Antigamente era preciso decorar todo o teorema da vida, hoje basta saber a súmula prática da sua utilização, melhor, basta saber demandar na net que funciona como a memória a que a gente do meu tempo foi obrigada a armazenar saberes que agora são inúteis porque, por exemplo, coisas da química e física daquele tempo já estão ultrapassadas e não servem para nada, E a memória dos jovens de hoje tem mais espaço livre para armazenamento e, por isso, disponibiliza-se para as redes sociais e similares.

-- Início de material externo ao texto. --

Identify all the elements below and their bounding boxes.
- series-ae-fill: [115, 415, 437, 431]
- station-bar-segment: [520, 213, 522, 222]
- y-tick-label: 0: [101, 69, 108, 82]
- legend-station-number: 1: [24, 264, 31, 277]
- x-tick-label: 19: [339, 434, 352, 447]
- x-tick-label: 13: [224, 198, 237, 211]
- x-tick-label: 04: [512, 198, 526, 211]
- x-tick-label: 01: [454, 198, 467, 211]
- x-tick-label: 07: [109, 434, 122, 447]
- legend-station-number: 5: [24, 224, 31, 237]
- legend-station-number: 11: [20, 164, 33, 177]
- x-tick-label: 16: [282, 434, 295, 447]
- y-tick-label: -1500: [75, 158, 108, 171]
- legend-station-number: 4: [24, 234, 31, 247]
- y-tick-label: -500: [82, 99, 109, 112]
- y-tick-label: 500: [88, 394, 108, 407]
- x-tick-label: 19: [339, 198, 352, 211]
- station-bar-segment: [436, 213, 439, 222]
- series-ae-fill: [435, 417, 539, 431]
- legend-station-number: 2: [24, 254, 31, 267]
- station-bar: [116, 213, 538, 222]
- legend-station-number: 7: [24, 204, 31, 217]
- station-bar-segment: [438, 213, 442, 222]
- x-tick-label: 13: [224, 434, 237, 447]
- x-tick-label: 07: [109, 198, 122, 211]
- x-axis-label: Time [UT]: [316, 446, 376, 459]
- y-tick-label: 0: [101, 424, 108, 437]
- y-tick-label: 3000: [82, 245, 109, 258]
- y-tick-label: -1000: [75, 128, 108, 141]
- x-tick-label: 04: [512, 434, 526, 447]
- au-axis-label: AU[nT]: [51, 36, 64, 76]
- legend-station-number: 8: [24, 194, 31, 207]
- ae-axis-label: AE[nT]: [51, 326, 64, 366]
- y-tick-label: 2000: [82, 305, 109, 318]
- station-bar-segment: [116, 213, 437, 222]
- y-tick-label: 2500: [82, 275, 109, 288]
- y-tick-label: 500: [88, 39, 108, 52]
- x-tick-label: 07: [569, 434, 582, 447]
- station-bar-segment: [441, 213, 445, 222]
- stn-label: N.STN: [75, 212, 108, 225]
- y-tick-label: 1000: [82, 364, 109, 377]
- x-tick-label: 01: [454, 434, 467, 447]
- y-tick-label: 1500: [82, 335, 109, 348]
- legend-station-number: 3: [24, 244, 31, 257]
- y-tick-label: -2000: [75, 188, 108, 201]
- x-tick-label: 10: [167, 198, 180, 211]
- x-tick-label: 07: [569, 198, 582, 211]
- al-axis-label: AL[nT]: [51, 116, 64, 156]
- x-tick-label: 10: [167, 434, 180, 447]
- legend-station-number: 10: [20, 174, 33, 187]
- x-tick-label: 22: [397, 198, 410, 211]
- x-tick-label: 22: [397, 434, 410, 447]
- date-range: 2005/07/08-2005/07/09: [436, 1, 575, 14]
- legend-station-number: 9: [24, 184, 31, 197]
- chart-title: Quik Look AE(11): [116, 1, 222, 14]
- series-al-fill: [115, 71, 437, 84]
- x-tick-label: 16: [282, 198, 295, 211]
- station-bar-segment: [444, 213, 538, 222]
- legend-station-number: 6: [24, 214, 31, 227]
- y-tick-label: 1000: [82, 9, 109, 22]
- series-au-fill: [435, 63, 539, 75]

Há memória de coisas que só foram vividas por uma geração e não se repetem. Como o dia da Dipanda. O registo é para ensinar às gerações seguintes, quando é certo que os valores da juventude se alteraram face às alterações da sociedade. É uma espécie de predisposição para a amnésia.

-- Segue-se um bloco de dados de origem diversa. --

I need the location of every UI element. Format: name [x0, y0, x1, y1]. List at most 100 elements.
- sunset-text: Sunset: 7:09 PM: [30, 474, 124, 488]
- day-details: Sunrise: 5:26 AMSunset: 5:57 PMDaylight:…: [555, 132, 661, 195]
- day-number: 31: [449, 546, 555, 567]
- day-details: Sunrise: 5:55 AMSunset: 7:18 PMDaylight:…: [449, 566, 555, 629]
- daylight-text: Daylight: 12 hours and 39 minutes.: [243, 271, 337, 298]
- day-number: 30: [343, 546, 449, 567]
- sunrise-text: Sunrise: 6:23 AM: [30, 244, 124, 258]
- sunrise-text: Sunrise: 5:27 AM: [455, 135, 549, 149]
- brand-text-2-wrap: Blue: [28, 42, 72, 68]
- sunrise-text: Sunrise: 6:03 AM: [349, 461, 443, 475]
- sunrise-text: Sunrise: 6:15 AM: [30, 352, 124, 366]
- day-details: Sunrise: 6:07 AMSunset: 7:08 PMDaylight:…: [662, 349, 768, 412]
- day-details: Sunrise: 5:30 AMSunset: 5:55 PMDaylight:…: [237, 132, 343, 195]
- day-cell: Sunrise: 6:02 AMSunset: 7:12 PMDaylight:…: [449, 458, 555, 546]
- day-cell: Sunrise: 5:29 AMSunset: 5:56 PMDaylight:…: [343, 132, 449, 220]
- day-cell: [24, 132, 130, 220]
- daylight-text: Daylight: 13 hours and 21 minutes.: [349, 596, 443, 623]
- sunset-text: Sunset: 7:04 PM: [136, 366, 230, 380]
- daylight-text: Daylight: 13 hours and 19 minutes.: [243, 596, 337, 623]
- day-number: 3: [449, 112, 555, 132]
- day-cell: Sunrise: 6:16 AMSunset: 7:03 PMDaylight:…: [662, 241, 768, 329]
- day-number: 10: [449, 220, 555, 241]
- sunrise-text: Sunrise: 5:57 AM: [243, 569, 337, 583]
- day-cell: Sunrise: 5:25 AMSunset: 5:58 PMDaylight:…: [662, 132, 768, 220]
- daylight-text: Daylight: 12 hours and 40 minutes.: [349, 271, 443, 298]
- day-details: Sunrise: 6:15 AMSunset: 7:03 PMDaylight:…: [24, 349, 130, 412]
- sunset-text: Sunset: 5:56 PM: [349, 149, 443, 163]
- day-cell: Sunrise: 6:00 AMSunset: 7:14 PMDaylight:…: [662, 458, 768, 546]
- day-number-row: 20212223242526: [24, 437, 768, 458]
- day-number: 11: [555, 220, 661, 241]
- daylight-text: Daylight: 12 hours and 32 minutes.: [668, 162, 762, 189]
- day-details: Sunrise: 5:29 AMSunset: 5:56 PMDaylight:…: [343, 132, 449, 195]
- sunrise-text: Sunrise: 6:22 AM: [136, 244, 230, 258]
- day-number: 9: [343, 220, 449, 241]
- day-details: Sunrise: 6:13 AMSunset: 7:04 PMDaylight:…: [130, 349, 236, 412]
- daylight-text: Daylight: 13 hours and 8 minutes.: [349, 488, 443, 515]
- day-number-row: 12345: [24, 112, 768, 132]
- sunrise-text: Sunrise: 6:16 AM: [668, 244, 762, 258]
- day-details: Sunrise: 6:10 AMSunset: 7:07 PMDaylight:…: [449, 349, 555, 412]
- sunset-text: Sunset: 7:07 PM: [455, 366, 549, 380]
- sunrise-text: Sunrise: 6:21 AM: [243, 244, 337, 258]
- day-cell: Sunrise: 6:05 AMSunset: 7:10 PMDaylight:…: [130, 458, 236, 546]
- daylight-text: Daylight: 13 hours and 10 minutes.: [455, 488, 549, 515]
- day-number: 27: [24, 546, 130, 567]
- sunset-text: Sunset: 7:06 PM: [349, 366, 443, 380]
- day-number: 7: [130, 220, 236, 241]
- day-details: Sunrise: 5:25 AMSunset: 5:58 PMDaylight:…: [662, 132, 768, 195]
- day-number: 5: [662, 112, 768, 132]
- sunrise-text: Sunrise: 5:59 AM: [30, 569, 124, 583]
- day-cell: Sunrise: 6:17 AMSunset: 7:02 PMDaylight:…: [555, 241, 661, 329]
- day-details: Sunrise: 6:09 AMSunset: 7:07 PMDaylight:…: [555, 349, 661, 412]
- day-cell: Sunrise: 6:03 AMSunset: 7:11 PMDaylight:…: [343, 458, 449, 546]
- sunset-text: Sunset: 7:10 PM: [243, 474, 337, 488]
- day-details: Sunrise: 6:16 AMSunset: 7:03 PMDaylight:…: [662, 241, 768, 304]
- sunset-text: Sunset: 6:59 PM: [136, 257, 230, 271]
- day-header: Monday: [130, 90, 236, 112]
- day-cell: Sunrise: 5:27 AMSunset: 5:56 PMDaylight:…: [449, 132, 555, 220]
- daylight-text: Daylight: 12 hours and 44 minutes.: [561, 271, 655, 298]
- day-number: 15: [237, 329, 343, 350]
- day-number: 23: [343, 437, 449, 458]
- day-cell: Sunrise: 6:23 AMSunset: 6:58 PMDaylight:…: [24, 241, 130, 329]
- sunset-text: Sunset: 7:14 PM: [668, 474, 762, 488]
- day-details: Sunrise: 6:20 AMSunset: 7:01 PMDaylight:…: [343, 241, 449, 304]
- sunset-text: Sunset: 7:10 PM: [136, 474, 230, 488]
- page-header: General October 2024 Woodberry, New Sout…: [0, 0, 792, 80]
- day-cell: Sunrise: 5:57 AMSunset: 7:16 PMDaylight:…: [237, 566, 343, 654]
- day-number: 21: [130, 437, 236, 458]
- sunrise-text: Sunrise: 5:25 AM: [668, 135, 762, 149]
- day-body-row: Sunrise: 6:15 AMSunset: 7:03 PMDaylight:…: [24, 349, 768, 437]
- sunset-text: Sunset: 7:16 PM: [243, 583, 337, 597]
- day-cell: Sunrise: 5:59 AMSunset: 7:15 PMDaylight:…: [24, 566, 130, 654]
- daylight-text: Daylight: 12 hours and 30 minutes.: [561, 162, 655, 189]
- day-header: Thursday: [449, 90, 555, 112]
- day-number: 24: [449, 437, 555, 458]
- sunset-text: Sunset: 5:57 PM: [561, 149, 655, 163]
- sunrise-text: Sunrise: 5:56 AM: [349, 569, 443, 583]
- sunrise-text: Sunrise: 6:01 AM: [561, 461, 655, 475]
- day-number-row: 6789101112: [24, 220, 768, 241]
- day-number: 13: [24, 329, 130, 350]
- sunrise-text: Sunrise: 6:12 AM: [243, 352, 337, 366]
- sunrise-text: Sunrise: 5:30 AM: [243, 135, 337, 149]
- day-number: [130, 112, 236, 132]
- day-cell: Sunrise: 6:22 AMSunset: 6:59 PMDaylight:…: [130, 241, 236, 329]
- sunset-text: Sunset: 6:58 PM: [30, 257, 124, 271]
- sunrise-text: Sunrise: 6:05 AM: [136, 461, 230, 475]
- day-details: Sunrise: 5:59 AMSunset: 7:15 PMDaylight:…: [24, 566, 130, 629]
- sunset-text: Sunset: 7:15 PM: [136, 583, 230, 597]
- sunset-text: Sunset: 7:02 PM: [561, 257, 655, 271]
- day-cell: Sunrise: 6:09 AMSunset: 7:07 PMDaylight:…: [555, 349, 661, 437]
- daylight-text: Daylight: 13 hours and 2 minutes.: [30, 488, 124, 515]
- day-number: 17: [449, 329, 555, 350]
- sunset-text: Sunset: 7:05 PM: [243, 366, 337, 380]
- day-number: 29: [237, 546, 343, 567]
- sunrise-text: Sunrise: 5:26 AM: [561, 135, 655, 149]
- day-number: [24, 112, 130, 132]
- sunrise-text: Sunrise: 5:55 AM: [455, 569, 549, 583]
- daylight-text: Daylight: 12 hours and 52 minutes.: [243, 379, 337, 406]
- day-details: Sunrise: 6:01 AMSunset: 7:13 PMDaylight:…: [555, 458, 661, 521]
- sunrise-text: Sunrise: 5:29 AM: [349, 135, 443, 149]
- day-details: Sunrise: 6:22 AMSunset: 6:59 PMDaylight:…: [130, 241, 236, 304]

A memória das coisas tristes e das coisas alegres que vivemos. Das vezes em que devíamos ter dito não e tivemos medo, exactamente, a memória das vezes em que tivemos medo, em que tivemos dúvidas.

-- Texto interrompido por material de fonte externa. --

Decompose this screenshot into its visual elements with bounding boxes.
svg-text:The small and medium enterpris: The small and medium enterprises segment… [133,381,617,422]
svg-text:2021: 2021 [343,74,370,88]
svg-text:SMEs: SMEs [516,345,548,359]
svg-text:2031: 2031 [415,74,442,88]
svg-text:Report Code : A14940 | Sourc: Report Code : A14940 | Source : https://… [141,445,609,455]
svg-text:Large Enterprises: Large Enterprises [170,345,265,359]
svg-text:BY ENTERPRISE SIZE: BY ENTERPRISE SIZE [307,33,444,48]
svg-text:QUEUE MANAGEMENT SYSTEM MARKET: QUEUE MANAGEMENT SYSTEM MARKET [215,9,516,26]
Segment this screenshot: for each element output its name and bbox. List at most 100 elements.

Falo nisto porque a semana passada li a notícia da morte de Diógenes Boavida. E fui à memória buscar o tempo do Governo de Transição. Ele era Ministro da Justiça, eu da Comunicação Social. No conselho de ministros estava um colégio presidencial com um membro de cada Movimento (FNLA, MPLA e UNITA) mais o Alto-Comissário português. Eu tinha, dentro da pasta, uma maquineta que dando à corda antes, quando carregasse num botão desatava à gargalhada. E usava isso quando alguém pronunciava intervenções fora do lugar e do sentido. Quando a maquineta desatava à gargalhada era o silêncio de uns, a indignação de outros e o pânico do baixo comissário, sempre de cigarro na mão a tremer, um desadiantado mental, odiando a comunicação até conseguir parar a programação da Emissora Oficial (hoje Rádio Nacional) e regressado à Melói, escrevendo um livro onde entre outras sarrabulhadas diz que eu havia sido preparado na União Soviética... onde, naquele tempo, nem sequer nunca lá estivera... voltara de Coimbra! No entanto tinha dois camaradas que se riam acompanhando a minha maquineta. O Saydi Mingas e o Diógenes que faleceu com a doença de Alzheimer. Doença neuro-degenerativa com declínio das funções cognitivas, chegando ao ponto em que o paciente não conhece ninguém nem se conhece a si próprio nem tão pouco o sofrimento que se transfere para os parente ou amigos que dele cuidam.
Por isso lembrei-me que o Diógenes foi estudar direito em Coimbra onde se licenciou. Aí jogou na Académica e depois para o Porto. Quando saiu daqui para estudar, conhecia bem as linhas vermelhas difusas e disfarçadas do racismo. Um dia o Porto veio jogar a Luanda. A maioria dos colonos de Luanda era desse clube, daí o Futebol Clube de Luanda... da cidadela.
Ele contava isto com um prazer de felicidade infantil. Fez um remate como nunca e golo quase no fim a dar a vitória ao Porto. No fim, os brancos andaram com ele aos ombros festejando a vitória!
Hoje, levo-te nos meus ombros, escondido na solidão da lágrima.